As always, we find it useful to consider a wide range of outcomes to get a sense of the risk/reward trade-off for the market. In the matrix below, we show the potential year-end 2023 S&P 500 index level and corresponding returns compared to the current value of 4,109 (as of the close of 4/11/23). The range of earnings estimates in the matrix represents a plus or minus 10% and 20% move relative to the current consensus earnings estimate of $219.

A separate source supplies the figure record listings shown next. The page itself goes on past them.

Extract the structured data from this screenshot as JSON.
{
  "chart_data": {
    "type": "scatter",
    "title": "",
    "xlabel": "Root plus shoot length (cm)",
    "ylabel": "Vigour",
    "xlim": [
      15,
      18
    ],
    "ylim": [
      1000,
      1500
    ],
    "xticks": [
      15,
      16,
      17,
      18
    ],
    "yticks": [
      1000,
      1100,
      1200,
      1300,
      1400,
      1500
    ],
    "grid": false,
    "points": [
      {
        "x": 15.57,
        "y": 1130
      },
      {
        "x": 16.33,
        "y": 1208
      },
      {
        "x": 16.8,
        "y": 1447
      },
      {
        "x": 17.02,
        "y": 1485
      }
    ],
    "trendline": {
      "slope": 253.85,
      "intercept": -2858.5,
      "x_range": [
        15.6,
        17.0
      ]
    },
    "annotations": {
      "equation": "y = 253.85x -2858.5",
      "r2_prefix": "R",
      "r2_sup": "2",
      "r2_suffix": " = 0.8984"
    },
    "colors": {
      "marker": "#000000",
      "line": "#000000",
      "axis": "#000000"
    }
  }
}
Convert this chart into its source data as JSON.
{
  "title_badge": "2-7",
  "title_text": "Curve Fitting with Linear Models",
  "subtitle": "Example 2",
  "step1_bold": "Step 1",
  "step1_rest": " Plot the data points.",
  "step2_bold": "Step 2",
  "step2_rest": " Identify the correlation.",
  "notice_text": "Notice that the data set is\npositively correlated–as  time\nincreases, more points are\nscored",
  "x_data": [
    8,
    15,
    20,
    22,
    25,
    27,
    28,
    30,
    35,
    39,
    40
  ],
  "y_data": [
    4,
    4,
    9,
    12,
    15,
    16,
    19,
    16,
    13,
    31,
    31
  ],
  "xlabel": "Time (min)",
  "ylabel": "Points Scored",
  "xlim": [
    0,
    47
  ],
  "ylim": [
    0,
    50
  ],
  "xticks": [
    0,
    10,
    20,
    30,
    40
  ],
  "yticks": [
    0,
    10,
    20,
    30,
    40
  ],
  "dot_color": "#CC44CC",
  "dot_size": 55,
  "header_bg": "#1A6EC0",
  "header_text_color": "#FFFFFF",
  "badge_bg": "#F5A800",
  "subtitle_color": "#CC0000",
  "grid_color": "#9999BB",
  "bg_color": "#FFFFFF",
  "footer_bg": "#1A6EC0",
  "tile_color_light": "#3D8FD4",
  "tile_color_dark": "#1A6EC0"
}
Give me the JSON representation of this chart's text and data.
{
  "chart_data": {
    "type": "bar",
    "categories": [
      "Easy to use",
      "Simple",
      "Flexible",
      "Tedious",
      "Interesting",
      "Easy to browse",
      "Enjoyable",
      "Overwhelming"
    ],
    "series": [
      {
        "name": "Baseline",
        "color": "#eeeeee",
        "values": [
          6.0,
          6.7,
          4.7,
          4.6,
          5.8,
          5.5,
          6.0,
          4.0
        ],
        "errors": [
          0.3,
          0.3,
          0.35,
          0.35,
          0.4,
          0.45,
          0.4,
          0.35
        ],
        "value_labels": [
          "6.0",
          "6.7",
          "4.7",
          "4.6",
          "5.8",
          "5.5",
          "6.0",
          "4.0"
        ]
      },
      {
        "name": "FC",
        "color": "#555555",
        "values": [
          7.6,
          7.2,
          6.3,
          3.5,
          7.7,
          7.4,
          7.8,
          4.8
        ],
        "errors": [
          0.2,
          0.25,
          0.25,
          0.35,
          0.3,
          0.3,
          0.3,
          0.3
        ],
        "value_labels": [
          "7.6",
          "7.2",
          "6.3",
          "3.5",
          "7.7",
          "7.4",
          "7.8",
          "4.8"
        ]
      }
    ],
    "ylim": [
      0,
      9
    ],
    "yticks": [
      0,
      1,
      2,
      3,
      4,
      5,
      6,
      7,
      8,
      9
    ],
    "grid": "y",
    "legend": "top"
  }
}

The key question heading into the 1Q23 earnings season is whether earnings estimates have come down far enough. Investors will closely monitor how management teams are dealing with the weaker consumer demand environment, tighter credit conditions, and the subsequent impact on margins. If the economy slips into a recession, as many pundits have predicted, history tells us that earnings typically decline by more than 20%[1]. The bears will argue that this outlook is far from priced in and thus the market will have to adjust to reflect the lower earnings outlook, while the bulls will counter that there are plenty of mixed signals and a recession is far from a certainty. Meanwhile, we will stick with our discipline of investing in high-quality companies with experienced management teams that can generate solid risk-adjusted returns for shareholders across a full market cycle. Be careful out there!
[1] Source: LPL Research. April 12, 2023.